I am glad that I am not voting. I do think that we should *all* vote for John Norman to continue for three years - Cambridge is so essential to the future of Sakai - I think that we should show John the love in our votes. But for my second choice - it is so painful to have so many good choices. I wish we could vote for 3-4 people this round - but ah well at least we are choosing amongst great alternatives.

Good luck to the voters and candidates.

Posted by csev at 10:40 AM

Pocket Digital Audio Recorder

Someone asked the following question - so I answered it.
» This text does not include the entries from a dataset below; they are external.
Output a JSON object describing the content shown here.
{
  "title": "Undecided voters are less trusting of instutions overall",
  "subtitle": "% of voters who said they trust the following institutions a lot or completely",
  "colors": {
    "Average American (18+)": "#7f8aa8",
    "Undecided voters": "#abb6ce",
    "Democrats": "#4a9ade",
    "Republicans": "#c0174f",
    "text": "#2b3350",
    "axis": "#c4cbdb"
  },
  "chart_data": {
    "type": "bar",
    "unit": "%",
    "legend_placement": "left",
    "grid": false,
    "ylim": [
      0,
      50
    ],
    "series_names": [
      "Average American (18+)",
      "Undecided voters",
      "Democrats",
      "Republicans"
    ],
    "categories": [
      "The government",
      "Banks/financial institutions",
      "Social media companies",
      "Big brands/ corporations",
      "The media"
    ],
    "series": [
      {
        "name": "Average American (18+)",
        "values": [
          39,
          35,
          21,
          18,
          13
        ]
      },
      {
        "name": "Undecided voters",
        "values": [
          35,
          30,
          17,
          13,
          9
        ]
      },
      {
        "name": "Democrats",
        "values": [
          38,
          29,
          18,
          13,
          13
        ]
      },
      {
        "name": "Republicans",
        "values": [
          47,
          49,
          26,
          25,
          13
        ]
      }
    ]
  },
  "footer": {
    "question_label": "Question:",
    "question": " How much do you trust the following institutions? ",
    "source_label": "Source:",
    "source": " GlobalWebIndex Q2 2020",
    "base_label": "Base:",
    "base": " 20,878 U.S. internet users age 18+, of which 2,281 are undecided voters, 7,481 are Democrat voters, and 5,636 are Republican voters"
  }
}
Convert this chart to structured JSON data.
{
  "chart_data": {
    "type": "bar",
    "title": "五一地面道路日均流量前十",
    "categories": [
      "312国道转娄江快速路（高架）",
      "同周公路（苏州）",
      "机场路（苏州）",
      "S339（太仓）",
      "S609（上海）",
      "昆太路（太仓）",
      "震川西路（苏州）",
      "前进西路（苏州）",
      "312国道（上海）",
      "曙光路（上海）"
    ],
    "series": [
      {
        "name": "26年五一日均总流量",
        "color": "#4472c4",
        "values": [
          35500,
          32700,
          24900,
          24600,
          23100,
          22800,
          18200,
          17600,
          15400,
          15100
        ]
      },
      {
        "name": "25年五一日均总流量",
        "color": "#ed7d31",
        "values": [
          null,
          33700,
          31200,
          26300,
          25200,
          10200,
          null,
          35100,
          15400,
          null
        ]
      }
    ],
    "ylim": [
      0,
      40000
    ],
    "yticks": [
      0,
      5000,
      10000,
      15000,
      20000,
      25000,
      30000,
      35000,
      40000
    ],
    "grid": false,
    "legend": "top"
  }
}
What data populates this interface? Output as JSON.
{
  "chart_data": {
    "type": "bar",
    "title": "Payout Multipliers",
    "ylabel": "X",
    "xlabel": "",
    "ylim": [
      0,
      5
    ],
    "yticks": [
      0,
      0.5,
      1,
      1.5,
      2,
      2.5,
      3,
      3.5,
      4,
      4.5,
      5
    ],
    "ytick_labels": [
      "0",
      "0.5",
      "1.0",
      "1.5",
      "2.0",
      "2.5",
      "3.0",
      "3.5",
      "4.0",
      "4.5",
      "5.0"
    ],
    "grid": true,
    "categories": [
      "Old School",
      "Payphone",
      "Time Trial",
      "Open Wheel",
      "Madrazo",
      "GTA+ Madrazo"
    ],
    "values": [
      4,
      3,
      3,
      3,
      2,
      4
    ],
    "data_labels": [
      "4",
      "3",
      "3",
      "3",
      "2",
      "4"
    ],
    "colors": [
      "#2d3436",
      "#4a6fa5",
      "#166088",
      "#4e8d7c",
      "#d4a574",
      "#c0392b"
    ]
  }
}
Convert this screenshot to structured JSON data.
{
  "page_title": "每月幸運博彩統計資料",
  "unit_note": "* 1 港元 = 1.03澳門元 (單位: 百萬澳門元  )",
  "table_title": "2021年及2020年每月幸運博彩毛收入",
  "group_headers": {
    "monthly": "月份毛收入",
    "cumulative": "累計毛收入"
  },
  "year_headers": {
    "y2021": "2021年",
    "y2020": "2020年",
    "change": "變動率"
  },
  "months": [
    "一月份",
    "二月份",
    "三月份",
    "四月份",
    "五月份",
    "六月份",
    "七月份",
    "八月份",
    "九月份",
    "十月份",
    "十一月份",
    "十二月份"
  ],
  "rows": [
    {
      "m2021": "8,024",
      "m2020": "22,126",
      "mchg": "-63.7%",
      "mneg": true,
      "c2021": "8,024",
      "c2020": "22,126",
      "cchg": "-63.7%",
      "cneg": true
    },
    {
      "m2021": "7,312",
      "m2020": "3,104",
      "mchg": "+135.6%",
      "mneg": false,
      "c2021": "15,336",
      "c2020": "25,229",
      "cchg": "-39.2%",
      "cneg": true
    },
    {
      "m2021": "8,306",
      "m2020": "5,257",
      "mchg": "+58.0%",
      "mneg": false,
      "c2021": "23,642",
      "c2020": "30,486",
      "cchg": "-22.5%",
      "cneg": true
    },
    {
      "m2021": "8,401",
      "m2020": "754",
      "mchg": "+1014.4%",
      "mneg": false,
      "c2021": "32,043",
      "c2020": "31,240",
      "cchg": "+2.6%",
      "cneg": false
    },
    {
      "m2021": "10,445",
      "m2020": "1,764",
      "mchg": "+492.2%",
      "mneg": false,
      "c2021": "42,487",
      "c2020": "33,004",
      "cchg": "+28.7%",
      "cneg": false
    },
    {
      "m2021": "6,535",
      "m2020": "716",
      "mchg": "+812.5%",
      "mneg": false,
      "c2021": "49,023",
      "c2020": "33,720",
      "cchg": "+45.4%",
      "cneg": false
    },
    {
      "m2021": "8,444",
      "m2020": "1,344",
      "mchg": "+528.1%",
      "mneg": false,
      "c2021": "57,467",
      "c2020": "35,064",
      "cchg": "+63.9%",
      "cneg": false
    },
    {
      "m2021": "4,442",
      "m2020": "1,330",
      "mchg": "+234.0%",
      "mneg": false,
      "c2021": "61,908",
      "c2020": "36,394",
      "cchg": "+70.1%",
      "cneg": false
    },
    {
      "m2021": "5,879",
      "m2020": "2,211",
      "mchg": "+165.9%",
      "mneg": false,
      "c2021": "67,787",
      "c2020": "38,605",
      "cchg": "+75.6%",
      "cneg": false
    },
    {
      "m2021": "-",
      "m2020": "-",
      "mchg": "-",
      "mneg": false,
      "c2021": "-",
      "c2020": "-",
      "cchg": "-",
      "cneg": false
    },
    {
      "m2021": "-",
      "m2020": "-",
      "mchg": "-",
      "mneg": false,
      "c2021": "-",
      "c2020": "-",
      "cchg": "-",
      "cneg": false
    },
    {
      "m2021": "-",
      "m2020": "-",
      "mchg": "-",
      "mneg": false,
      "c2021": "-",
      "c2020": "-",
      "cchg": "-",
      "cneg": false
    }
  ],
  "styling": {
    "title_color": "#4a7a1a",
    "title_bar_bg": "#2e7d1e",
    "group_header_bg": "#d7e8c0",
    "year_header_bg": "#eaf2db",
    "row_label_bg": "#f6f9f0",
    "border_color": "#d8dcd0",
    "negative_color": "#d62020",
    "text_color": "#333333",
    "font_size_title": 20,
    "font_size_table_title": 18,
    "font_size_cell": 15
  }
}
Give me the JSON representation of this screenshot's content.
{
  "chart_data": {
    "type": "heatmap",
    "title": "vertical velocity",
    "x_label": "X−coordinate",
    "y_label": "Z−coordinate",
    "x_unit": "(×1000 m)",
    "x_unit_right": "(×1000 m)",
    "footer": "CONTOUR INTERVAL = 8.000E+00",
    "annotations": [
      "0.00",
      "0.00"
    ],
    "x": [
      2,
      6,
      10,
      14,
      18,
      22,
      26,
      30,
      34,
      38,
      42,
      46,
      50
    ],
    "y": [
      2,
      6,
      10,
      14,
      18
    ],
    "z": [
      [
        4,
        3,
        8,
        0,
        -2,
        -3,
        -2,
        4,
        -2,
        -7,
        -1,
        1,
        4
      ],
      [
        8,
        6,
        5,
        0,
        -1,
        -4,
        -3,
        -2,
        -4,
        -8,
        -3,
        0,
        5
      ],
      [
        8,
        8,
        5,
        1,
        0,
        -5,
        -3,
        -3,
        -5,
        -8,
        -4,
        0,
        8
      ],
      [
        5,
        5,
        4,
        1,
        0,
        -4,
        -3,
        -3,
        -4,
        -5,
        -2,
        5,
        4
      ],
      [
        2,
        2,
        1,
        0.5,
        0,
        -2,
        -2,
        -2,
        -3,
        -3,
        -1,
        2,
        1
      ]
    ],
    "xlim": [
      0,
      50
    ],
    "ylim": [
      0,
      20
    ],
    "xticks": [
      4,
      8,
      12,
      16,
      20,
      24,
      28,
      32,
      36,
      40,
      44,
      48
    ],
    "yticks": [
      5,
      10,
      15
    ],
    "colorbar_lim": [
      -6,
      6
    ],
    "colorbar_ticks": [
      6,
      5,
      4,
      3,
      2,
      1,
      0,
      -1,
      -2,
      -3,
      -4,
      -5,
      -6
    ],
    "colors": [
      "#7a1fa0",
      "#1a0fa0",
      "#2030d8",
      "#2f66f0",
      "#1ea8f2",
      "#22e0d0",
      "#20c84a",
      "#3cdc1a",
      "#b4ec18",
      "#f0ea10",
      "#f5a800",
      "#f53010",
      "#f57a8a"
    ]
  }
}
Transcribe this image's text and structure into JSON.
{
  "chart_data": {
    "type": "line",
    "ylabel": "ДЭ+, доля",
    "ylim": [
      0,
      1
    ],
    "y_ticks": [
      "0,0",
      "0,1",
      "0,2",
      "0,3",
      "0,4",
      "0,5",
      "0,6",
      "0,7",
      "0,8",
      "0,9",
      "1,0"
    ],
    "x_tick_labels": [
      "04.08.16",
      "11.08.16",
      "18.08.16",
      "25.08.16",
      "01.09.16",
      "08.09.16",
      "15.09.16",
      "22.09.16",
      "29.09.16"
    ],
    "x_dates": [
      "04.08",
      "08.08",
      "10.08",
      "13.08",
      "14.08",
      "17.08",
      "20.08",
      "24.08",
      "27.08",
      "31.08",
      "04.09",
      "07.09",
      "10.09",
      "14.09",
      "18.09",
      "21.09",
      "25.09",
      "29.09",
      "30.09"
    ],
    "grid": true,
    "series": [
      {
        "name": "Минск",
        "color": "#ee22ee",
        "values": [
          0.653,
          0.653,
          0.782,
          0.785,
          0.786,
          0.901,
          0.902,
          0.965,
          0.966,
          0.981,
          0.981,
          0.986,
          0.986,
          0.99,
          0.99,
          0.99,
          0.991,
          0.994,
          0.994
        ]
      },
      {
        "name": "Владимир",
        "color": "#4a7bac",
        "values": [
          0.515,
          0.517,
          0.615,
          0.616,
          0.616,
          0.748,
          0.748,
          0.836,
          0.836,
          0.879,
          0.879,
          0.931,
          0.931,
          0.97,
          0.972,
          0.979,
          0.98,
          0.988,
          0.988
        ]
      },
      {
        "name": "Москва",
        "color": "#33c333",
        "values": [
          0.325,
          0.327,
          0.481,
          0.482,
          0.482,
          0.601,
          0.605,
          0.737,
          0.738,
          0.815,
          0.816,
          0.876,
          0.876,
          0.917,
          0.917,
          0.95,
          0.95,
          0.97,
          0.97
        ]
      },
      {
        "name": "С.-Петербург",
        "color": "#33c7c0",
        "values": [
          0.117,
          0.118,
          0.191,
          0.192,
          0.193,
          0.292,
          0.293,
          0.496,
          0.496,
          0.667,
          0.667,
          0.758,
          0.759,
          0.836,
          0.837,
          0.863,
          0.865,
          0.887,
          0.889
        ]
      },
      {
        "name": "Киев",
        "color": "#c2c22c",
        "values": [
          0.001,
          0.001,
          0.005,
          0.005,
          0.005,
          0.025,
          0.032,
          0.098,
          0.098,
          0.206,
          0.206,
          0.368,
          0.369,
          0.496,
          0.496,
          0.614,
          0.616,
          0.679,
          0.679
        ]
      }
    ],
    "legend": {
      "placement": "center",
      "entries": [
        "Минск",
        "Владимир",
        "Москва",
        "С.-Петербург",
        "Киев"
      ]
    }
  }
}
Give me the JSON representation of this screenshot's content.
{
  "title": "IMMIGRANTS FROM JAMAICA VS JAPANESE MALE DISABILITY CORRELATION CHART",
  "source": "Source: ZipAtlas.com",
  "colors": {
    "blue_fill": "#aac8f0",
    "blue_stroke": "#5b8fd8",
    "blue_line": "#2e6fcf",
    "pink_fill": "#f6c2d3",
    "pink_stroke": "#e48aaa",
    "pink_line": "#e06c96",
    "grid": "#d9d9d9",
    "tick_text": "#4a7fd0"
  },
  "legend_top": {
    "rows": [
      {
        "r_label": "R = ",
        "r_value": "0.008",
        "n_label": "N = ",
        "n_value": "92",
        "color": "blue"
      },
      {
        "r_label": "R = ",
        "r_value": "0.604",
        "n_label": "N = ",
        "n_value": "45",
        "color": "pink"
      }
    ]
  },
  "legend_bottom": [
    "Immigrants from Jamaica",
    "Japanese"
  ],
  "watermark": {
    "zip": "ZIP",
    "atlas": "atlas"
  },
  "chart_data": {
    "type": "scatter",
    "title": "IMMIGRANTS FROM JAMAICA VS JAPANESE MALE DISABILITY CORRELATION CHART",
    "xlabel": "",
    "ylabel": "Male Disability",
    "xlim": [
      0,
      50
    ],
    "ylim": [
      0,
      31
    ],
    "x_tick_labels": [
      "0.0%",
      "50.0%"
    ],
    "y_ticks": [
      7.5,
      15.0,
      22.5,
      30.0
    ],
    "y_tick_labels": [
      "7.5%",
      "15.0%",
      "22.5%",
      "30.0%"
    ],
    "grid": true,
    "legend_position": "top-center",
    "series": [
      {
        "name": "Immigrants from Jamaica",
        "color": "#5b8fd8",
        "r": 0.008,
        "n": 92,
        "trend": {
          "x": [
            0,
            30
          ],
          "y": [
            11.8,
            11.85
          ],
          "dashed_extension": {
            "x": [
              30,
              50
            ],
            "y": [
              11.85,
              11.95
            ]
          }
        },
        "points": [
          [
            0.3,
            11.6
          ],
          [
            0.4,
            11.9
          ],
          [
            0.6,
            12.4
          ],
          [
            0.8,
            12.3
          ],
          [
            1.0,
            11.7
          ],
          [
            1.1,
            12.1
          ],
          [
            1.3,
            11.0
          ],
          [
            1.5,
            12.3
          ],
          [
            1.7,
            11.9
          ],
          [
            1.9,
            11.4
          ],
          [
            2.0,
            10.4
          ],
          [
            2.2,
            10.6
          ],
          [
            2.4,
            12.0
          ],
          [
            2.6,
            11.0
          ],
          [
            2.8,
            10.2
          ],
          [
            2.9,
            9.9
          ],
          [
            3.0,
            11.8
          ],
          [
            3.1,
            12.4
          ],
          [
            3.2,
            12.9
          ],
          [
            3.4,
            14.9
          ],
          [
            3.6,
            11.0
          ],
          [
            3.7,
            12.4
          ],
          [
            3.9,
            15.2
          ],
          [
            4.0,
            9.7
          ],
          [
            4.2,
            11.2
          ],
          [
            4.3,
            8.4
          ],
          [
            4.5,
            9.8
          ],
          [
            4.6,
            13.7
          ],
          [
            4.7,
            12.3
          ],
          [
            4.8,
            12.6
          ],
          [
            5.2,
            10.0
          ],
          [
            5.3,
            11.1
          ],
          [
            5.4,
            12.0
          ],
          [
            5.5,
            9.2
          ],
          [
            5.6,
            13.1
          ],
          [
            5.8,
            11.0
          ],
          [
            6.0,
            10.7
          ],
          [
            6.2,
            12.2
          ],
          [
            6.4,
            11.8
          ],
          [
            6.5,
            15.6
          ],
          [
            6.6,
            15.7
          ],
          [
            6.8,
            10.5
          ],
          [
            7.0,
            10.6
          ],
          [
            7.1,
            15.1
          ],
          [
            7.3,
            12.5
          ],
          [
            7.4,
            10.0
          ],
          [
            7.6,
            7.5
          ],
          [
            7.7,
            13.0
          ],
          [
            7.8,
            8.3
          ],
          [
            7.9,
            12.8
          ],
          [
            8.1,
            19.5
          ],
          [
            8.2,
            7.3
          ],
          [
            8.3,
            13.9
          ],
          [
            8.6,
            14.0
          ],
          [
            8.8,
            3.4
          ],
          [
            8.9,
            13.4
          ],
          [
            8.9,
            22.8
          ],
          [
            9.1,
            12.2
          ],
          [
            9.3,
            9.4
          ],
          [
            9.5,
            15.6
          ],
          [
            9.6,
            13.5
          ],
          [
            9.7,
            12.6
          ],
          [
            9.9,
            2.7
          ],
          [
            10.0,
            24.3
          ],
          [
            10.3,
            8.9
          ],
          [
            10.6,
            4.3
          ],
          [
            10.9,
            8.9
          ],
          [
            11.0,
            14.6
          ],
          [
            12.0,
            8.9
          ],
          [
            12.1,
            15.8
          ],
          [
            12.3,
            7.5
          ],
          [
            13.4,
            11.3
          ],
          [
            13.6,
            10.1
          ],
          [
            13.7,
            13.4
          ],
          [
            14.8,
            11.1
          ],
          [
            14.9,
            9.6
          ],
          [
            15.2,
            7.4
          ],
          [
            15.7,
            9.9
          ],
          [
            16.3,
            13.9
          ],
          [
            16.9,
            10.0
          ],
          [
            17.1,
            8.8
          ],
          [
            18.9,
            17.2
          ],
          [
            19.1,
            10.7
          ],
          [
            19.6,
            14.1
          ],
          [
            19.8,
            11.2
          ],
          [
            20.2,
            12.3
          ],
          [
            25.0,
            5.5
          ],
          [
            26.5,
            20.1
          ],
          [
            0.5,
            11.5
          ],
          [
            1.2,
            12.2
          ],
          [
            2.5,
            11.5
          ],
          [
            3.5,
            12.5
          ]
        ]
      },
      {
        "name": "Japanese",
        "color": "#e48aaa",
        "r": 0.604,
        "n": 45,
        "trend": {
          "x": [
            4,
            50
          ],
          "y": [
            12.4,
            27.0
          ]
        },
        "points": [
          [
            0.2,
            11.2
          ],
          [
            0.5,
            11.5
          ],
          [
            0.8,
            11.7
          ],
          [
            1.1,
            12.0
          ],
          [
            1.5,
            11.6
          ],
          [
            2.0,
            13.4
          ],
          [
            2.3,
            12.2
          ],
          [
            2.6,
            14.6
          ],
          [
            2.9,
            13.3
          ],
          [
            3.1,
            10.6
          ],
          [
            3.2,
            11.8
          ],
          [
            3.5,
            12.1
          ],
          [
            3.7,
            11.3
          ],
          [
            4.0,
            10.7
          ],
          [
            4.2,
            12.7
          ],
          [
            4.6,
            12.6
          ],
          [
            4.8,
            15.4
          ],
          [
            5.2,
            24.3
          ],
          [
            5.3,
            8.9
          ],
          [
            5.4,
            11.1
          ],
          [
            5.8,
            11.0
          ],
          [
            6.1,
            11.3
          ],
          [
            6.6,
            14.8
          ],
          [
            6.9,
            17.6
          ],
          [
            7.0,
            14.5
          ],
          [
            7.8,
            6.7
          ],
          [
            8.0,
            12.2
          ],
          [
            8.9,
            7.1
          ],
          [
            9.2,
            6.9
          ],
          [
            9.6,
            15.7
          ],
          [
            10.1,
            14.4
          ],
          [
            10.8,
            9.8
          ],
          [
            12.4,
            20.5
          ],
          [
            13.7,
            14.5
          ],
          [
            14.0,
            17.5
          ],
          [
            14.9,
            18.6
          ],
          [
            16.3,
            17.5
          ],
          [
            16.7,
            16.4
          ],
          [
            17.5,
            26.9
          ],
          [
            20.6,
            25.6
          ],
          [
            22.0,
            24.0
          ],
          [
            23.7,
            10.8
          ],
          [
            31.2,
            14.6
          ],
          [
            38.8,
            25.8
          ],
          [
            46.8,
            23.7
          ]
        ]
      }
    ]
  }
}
On Dec 7, 2008, at 12:05 AM, Matt Hampel wrote:

I'm searching for a small digital audio recorder that uses common media formats and connects to Macs without extra software. Do you have a favorite you can recommend?

Thanks,
Matt

My Answer:

Yes - I love the Sansa MP3 Players as voice recorders:

http://go.shopsansa.com/content/clip

They have good sound and record into compressed WAV files - The clip clips to your lapel like a microphone. You can get them at Best Buy off the shelf.

They are just a USB drive on the mac - so it is drag and drop - you do have to convert from WAV to MP3 before putting them up for podcast - I use the software called "Switch" for that to convert from WAV to MP3.

There is something weird w.r.t the mac and Sansa - at least the older model Sansa that I have and use daily - when you eject the player's disk it re-mounts instead of staying ejected - maybe this has been fixed in later models. My workaround is to do my copy/delete/empty trash - eject the disk - let it remount the disk and then just yank it out and tolerate the warning.

Note: I do not use the Sansa as anything other than an Audio recorder. I don't leave it plugged into my Mac - I just plug it in, copy data and unplug it. I actually charge the Sansa using a Wall USB charger (for my ipod). I use an iPod for my music and Sansa only for my audio recording.